COLECTIVOS BAJO ATAQUE
El vandalismo golpea al transporte y el debate llegó al Concejo
Los ataques contra colectivos del transporte urbano volvieron a encender las alarmas en la ciudad de Formosa. La rotura de vidrios en distintas unidades, principalmente de las líneas H y K, no sólo generó pérdidas económicas sino también preocupación por la seguridad de pasajeros y choferes. La situación llegó esta semana al Concejo Deliberante, donde se abrió un debate sobre las medidas necesarias para enfrentar el problema.
La discusión se originó a partir de un proyecto presentado por la concejal Macarena Depretto, quien propuso una ordenanza orientada a reforzar la seguridad en el transporte público. La iniciativa, sin embargo, no logró avanzar y fue cuestionada por concejales oficialistas.
José Delguy, edil de Valores Ciudadanos, aseguró que la preocupación es compartida por todos los sectores políticos, pero consideró que el proyecto no aportaba soluciones concretas. Según explicó, cada vez que ocurre un hecho de vandalismo se realizan las denuncias correspondientes y existe un trabajo coordinado entre la Municipalidad y la Policía de la provincia para investigar los casos.
“El Ejecutivo municipal ya está trabajando junto con las fuerzas de seguridad. Hay un seguimiento de cada hecho y una búsqueda de los responsables”, sostuvo durante una entrevista con “La Otra Mirada” de FM Espacios 92.5.
Delguy señaló además que el expediente fue presentado apenas horas antes de la sesión y que no existió tiempo suficiente para analizarlo en detalle. No obstante, indicó que entre los puntos planteados figuraban un pedido para reforzar la presencia policial y la elaboración de informes sobre los costos que generan los daños ocasionados a las unidades.
Más allá de las diferencias políticas, el concejal reconoció que la situación preocupa especialmente en algunos sectores de la ciudad donde se registraron los ataques. Advirtió que el objetivo debe ser evitar que los hechos vandálicos obliguen a modificar recorridos o afecten la prestación del servicio en determinados barrios.
Cada unidad que resulta dañada debe salir de circulación para ser reparada, lo que repercute directamente en la frecuencia y en la calidad del servicio para los usuarios.
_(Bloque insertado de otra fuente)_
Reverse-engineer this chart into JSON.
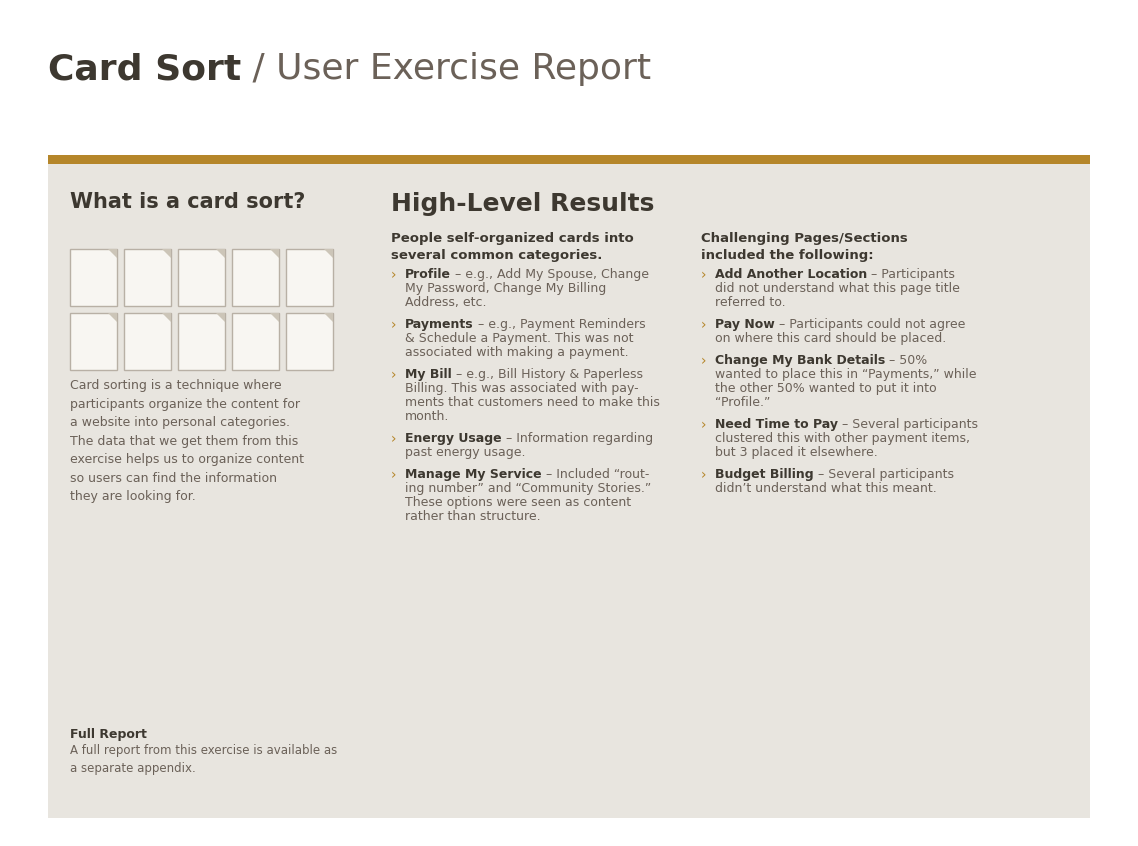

Si bien los vehículos cuentan con cobertura de seguros, el proceso de reparación demanda tiempo y genera complicaciones operativas para la empresa prestataria.
Delguy también cuestionó a sectores opositores por utilizar el tema con fines políticos. Afirmó que algunas propuestas son presentadas más como herramientas de posicionamiento mediático que como soluciones viables para los problemas cotidianos de los vecinos.
En ese sentido, remarcó que la prioridad debe ser garantizar la seguridad de los pasajeros, de los trabajadores del transporte y de los propios colectivos, al tiempo que confirmó que buscará reunirse con representantes de la cooperativa que administra el servicio para interiorizarse aún más sobre la problemática.
Mientras continúan las investigaciones para identificar a los responsables de los ataques, el debate quedó instalado: cómo proteger un servicio esencial para miles de formoseños sin que la discusión política termine desplazando la búsqueda de soluciones concretas.